There is then the issue of whether consumers actually want this information.
It is undoubtedly true that retailers are coming under pressure to provide more and more information and they are responding to this by publishing layers of graphs and statistics on their websites showing the sustainability of the food in their stores.
But how many consumers actually want to see it? About nineteen million portions of salmon are sold every month in the UK yet, on average, only about 65 people from the UK search for the survivability data the SSPO publishes each month and just 66 people search for sea lice data.
And, guess what? These are almost always the same people. Some are from within the sector, more come from pressure groups and lobbying organisations, and even more from the small number of anti-farm organisations looking for information to use in their anti-salmon crusades.
The simple reality is that consumers want to trust the retailers. They want to know the retailer has done the work and analysed the data so they, as consumers, don’t have to.
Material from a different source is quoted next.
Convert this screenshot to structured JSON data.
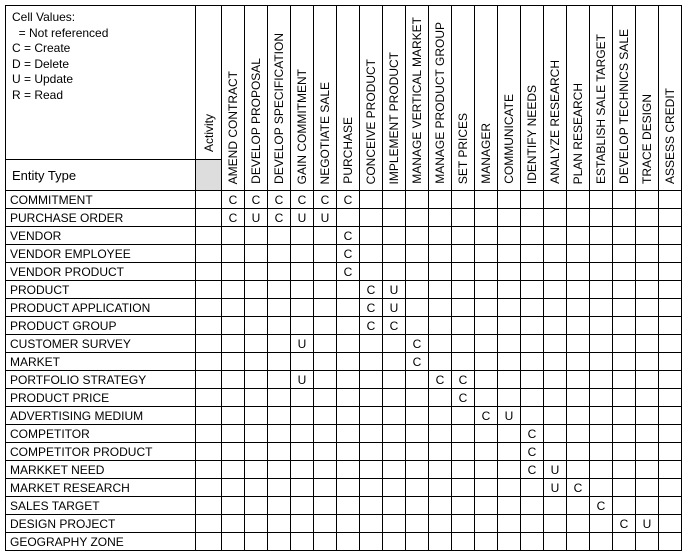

So, as long as the retailers have the information they need from us, as a sector, then everything should be okay, right?
Well, not quite. We have to be aware that there will be pressure on us to match up with the best standards set for other food producers.
If a consumer can pick up a beef steak and find out immediately which farm that meat came from, what the cattle there were fed and how they were looked after, then some of them – just some of them- will expect something similar from us too.
This means we are in a sustainability information race, forced on all producers by a section of the most demanding consumers, and we have to be in it or risk falling behind.
And that brings us back to context.
We want to publish information about sea lice,
“The consumer wants to know the supermarket has analysed the data so they don’t have to”
about survival rates, about escapes, about treatments and about cleaner fish.
But these figures are only worth publishing and linking to each farm if they come with explanations as to why treatments were used, how they prevented problems from arising in the first place and how a whole suite of measures is used, across a long timeframe.
Also, most importantly, all medicine use should be accompanied by a clear statement (echoing that made by Scotland’s chief vet last year) that not a trace of the medicine remains in the salmon delivered to the consumer.
This is the context the consumer needs, otherwise the information will be misleading, confusing or frightening – and possibly all three.
So, it is almost certain that, back in that aisle next to the fish counter in 2030, there will be a host of new information available and clearly visible, whether consumers want it or not.
But instead of meaningless tables and charts of figures, it would be far better to have a picture of the farm, key details about the fish produced there and the stamp of approval of the retailer who would guarantee the provenance and the quality of product.
We do not want to keep information secret. We want to provide the information showing how sustainable we are, but we have to be able to provide the context.
Otherwise, everyone will lose and that will include the very consumers we are all supposed to be serving.